Overall, the total loss after taxation for the Group was lower in 2019, as we received additional compensation of RM3.8 million for an earlier acquisition by Lembaga Lebuhraya Malaysia.


As at 31 December 2019, the Company has 42,075,000 ordinary shares held as treasury shares and the issued and paid-up share capital of the Company remained at 420,750,000 0rdinary shares of £0.10.


The Master Plan to develop the land bank in Kajang, totalling approximately 140 hectares has been submitted to various agencies such as Lembaga Lebuhraya Malaysia, Jabatan Kerja Raya, Pejabat Tanah Daerah Hulu Langat and Tenaga Nasional Berhad for their final approval. We have also started the submission process to the One Stop Centre of Majlis Perbandaran Kajang.

Irrespective of any unfortunate circumstances, our Master Plan could get the final approval from Majlis Perbandaran Kajang towards the end of 2020. Once the approval is obtained, we will start the development of our commercial centre as this is expected to be the main catalyst for the overall development.

The tourism division performed well in 2019 in terms of revenue.
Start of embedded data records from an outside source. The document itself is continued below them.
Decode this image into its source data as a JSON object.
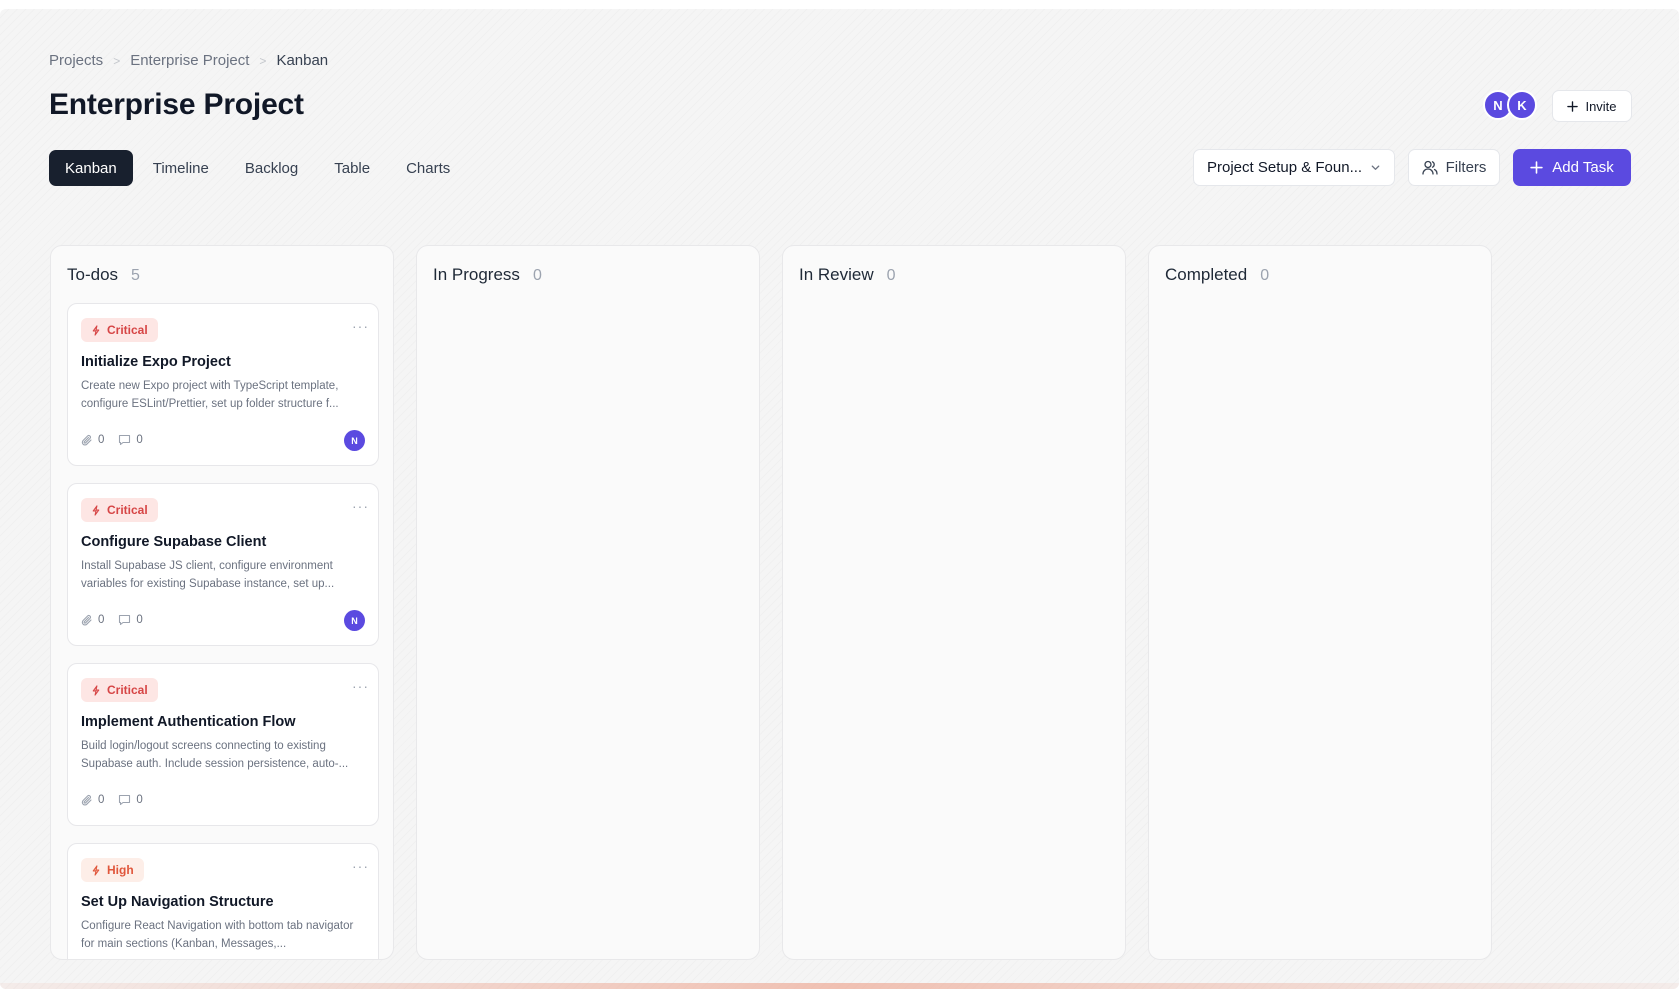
{
  "breadcrumb": {
    "items": [
      "Projects",
      "Enterprise Project",
      "Kanban"
    ],
    "separator": ">"
  },
  "page_title": "Enterprise Project",
  "members": [
    {
      "initial": "N"
    },
    {
      "initial": "K"
    }
  ],
  "invite_label": "Invite",
  "tabs": [
    {
      "label": "Kanban",
      "active": true
    },
    {
      "label": "Timeline",
      "active": false
    },
    {
      "label": "Backlog",
      "active": false
    },
    {
      "label": "Table",
      "active": false
    },
    {
      "label": "Charts",
      "active": false
    }
  ],
  "toolbar": {
    "milestone_select": "Project Setup & Foun...",
    "filters_label": "Filters",
    "add_task_label": "Add Task"
  },
  "columns": [
    {
      "title": "To-dos",
      "count": "5"
    },
    {
      "title": "In Progress",
      "count": "0"
    },
    {
      "title": "In Review",
      "count": "0"
    },
    {
      "title": "Completed",
      "count": "0"
    }
  ],
  "cards": [
    {
      "priority": "Critical",
      "title": "Initialize Expo Project",
      "description": "Create new Expo project with TypeScript template, configure ESLint/Prettier, set up folder structure f...",
      "attachments": "0",
      "comments": "0",
      "assignee": "N"
    },
    {
      "priority": "Critical",
      "title": "Configure Supabase Client",
      "description": "Install Supabase JS client, configure environment variables for existing Supabase instance, set up...",
      "attachments": "0",
      "comments": "0",
      "assignee": "N"
    },
    {
      "priority": "Critical",
      "title": "Implement Authentication Flow",
      "description": "Build login/logout screens connecting to existing Supabase auth. Include session persistence, auto-...",
      "attachments": "0",
      "comments": "0",
      "assignee": ""
    },
    {
      "priority": "High",
      "title": "Set Up Navigation Structure",
      "description": "Configure React Navigation with bottom tab navigator for main sections (Kanban, Messages,...",
      "attachments": "",
      "comments": "",
      "assignee": ""
    }
  ],
  "colors": {
    "accent": "#5b4ae0",
    "active_tab": "#18202e",
    "critical_bg": "#fde6e4",
    "critical_text": "#d64545",
    "high_bg": "#fdeee8",
    "high_text": "#e0563b"
  },
  "icons": {
    "invite": "plus-icon",
    "select": "chevron-down-icon",
    "filters": "users-icon",
    "add_task": "plus-icon",
    "priority": "bolt-icon",
    "attachments": "paperclip-icon",
    "comments": "comment-icon",
    "card_menu": "more-icon"
  }
}
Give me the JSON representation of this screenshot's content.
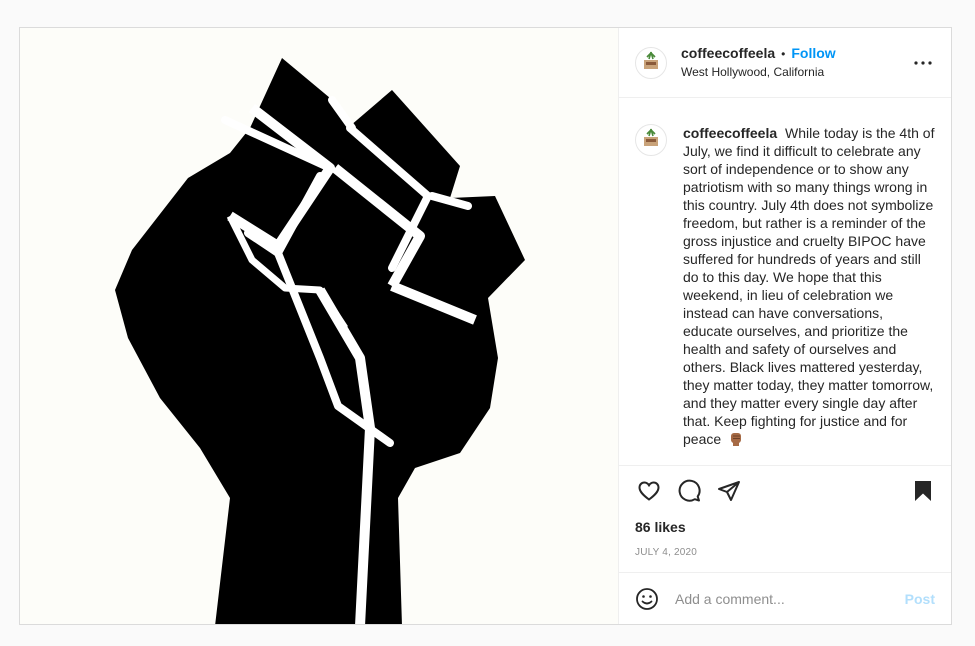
{
  "post": {
    "username": "coffeecoffeela",
    "dot": "•",
    "follow_label": "Follow",
    "location": "West Hollywood, California",
    "more_icon": "more-horizontal-icon",
    "image_alt": "raised-fist-image",
    "caption_text": "While today is the 4th of July, we find it difficult to celebrate any sort of independence or to show any patriotism with so many things wrong in this country. July 4th does not symbolize freedom, but rather is a reminder of the gross injustice and cruelty BIPOC have suffered for hundreds of years and still do to this day. We hope that this weekend, in lieu of celebration we instead can have conversations, educate ourselves, and prioritize the health and safety of ourselves and others. Black lives mattered yesterday, they matter today, they matter tomorrow, and they matter every single day after that. Keep fighting for justice and for peace",
    "caption_emoji": "raised-fist-emoji",
    "likes": "86 likes",
    "date": "JULY 4, 2020"
  },
  "actions": {
    "like_icon": "heart-icon",
    "comment_icon": "comment-icon",
    "share_icon": "share-icon",
    "save_icon": "bookmark-icon"
  },
  "comment": {
    "emoji_icon": "smiley-icon",
    "placeholder": "Add a comment...",
    "post_label": "Post"
  },
  "colors": {
    "link_blue": "#0095f6",
    "post_disabled": "#b2dffc",
    "text": "#262626",
    "muted": "#8e8e8e"
  }
}
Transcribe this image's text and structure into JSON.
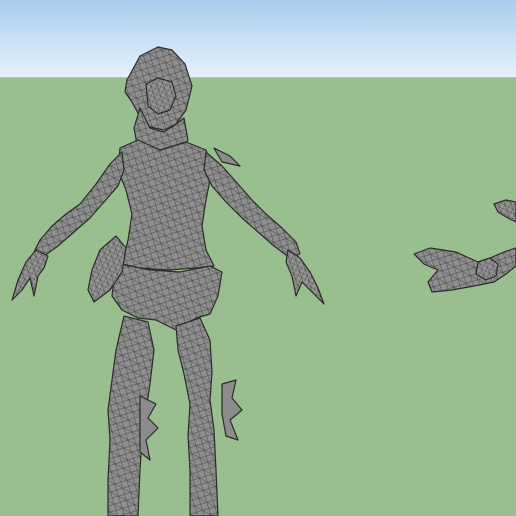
{
  "scene": {
    "sky_top_color": "#a9cdef",
    "sky_bottom_color": "#e7f1fa",
    "ground_color": "#99bf8e",
    "mesh_fill": "#8e8e8e",
    "mesh_edge": "#2e2e2e",
    "mesh_line": "#5a5a5a"
  },
  "models": [
    {
      "name": "character-mesh",
      "kind": "humanoid figure, wireframe mesh"
    },
    {
      "name": "weapon-mesh",
      "kind": "blade prop, wireframe mesh"
    }
  ]
}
However, due to the current Covid-19 outbreak, this division is not expected to do as well in 2020 as the overall travel industry is badly hit by the ongoing pandemic. The manufacturing division, however, is expected to remain at the same level. As such, we will take the necessary steps to reduce as many expenses as possible until the industry picks up again.

2020 will be a challenging year. We shall remain steadfast and committed to achieve our goals in the years to come.


On behalf of the Board, I wish to express my appreciation to all our customers, shareholders, business partners, bankers and government authorities for their continued support and encouragement during the year.

Special thanks go to the management and staff. Their invaluable efforts and firm dedication to the Group are truly appreciated. We are confident that success is in the pipeline.

I wish to offer my personal gratitude to my fellow Board members for their commitment and guidance.

I would also like to take this opportunity to welcome our newest Board member, Dato’ Mohamed Salleh bin Bajuri. His expertise, experience and vast knowledge in property, financial and corporate matters would be important assets for the Group’s future undertakings.